Here are a few trends in the world of privacy that haven’t taken a summer break:
- Cookies and Tracking systems: France’s data protection authority, CNIL, released new rules regarding how companies obtain valid consumer consent.
- S.H.I.E.L.D.ing your data: The Governor of New York expanded the definition of personal information, increasing the scope of data that needs to be protected.
- Singapore transfer certification: Singapore companies can now apply for certification to transfer data across the Asia-Pacific Region.
Efforts are being made from the local to the international level to ensure that those entrusted with protecting our data are coming up with the most viable solutions to today’s privacy challenges and taking proactive measures. Adding to the existing complexity and risk is the fact that different types of data, such as biometric data, are being added to the definition of “personal information” in many jurisdictions. Despite this never-ending work to improve our privacy protection measures, incidents will continue to occur.
For example, a security tool known as “Biostar 2”, which holds biometric data for thousands of companies around the world, had data accessed by researchers working with security firm VPNMentor. A company spokesperson from Suprema (Biostar 2’s parent company) stated that “if there has been any definite threat on our products and/or services, we will take immediate actions and make appropriate announcements to protect our customers’ valuable businesses and assets.” Nearly 30 million records were disclosed, comprising fingerprints, photos, facial recognition data, and other identifiable information.
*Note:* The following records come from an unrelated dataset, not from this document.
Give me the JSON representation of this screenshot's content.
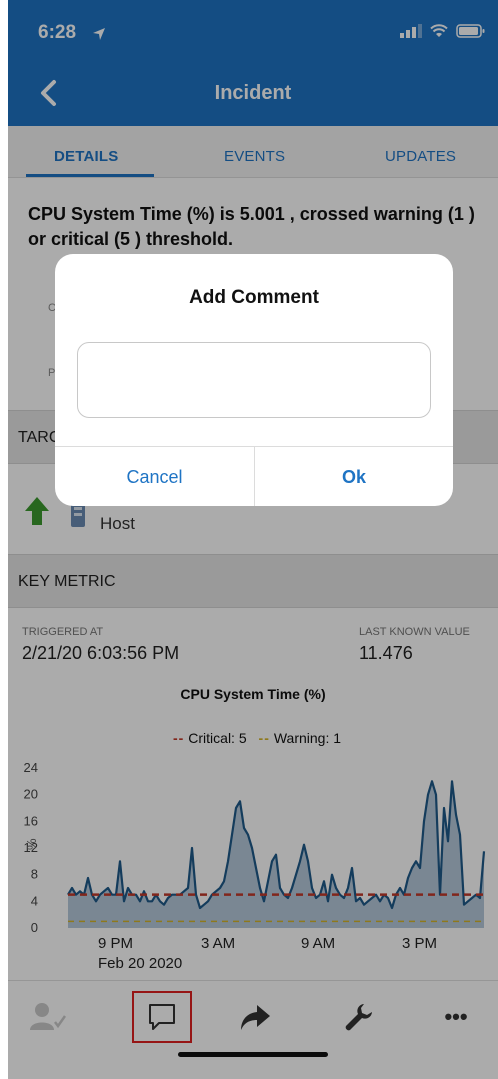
{
  "status": {
    "time": "6:28"
  },
  "nav": {
    "title": "Incident"
  },
  "tabs": [
    {
      "label": "DETAILS",
      "active": true
    },
    {
      "label": "EVENTS",
      "active": false
    },
    {
      "label": "UPDATES",
      "active": false
    }
  ],
  "incident": {
    "headline": "CPU System Time (%) is 5.001 , crossed warning (1 ) or critical (5 ) threshold.",
    "row_label_1": "C",
    "row_label_2": "P"
  },
  "target": {
    "section_title": "TARGET",
    "host_label": "Host"
  },
  "key_metric": {
    "section_title": "KEY METRIC",
    "triggered_label": "TRIGGERED AT",
    "triggered_value": "2/21/20 6:03:56 PM",
    "last_value_label": "LAST KNOWN VALUE",
    "last_value": "11.476"
  },
  "chart_data": {
    "type": "area",
    "title": "CPU System Time (%)",
    "ylabel": "%",
    "ylim": [
      0,
      24
    ],
    "yticks": [
      0,
      4,
      8,
      12,
      16,
      20,
      24
    ],
    "xticks": [
      "9 PM",
      "3 AM",
      "9 AM",
      "3 PM"
    ],
    "x_date_label": "Feb 20 2020",
    "legend": [
      {
        "name": "Critical: 5",
        "value": 5,
        "color": "#c0392b"
      },
      {
        "name": "Warning: 1",
        "value": 1,
        "color": "#d4b52a"
      }
    ],
    "series": [
      {
        "values": [
          5,
          6,
          5,
          5.5,
          5,
          7.5,
          5,
          4,
          5,
          5.5,
          6,
          5,
          5,
          10,
          4,
          6,
          5,
          5,
          4,
          5.5,
          4,
          4,
          5,
          4,
          3.5,
          4.5,
          5,
          5,
          5,
          5.5,
          6,
          12,
          5,
          3,
          3.5,
          4,
          5,
          5.5,
          6,
          7,
          10,
          14,
          18,
          19,
          15,
          14,
          12,
          9,
          6,
          4,
          7,
          10,
          11,
          6,
          5,
          4.5,
          6,
          8,
          10,
          12.5,
          10,
          6,
          4.5,
          5,
          7,
          4,
          8,
          6,
          5,
          4.5,
          6,
          9,
          4,
          4.5,
          3.5,
          4,
          4.5,
          5,
          4,
          5,
          4.5,
          3,
          5,
          6,
          5,
          7.5,
          9,
          10,
          9,
          16,
          20,
          22,
          20,
          5,
          18,
          13,
          22,
          17,
          14,
          3.5,
          4,
          4.5,
          5,
          4.5,
          11.5
        ],
        "color": "#1f5a8a",
        "fill": "#a9c1d6"
      }
    ]
  },
  "toolbar": {
    "items": [
      "acknowledge-icon",
      "comment-icon",
      "forward-icon",
      "wrench-icon",
      "more-icon"
    ],
    "more_label": "•••"
  },
  "dialog": {
    "title": "Add Comment",
    "input_value": "",
    "cancel_label": "Cancel",
    "ok_label": "Ok"
  }
}
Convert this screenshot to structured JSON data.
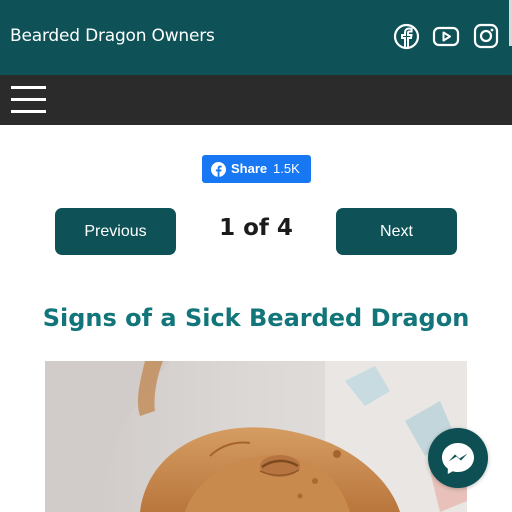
{
  "header": {
    "site_title": "Bearded Dragon Owners",
    "social_icons": [
      "facebook-icon",
      "youtube-icon",
      "instagram-icon"
    ]
  },
  "nav": {
    "menu_icon": "hamburger-menu-icon"
  },
  "share": {
    "label": "Share",
    "count": "1.5K"
  },
  "pagination": {
    "previous_label": "Previous",
    "next_label": "Next",
    "current": "1 of 4"
  },
  "article": {
    "title": "Signs of a Sick Bearded Dragon"
  },
  "chat": {
    "icon": "messenger-icon"
  },
  "colors": {
    "header_bg": "#0e5258",
    "nav_bg": "#2b2b2b",
    "button_bg": "#0e5258",
    "title_color": "#11757a",
    "facebook_blue": "#1877f2"
  }
}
Another topic we’ve been mulling over at RADAR has been the growing threat of nation-state attacks. A recent ransomware attack affected over 20 different local Texas governments last week. The attack took down computers, impacting credit card payments, and access to vital records such as birth and death certificates. Other cities, including Baltimore, Atlanta, Newark, and several cities in Florida, have similarly been affected by ransomware attacks. According to a survey conducted by cyber-security firm Coveware, only about three percent of ransomware attacks target Public Sector Organizations; however, their costs are not as slight. Public Sector Organizations pay almost 10x the global enterprise average in ransom according to the same study.
It is vital as businesses and as consumers that we understand that it’s not a matter of “if” a breach is going to happen, but “when”. While more and more companies are adopting new practices and programs, it’s imperative that we are aware of what to do when that breach does occur.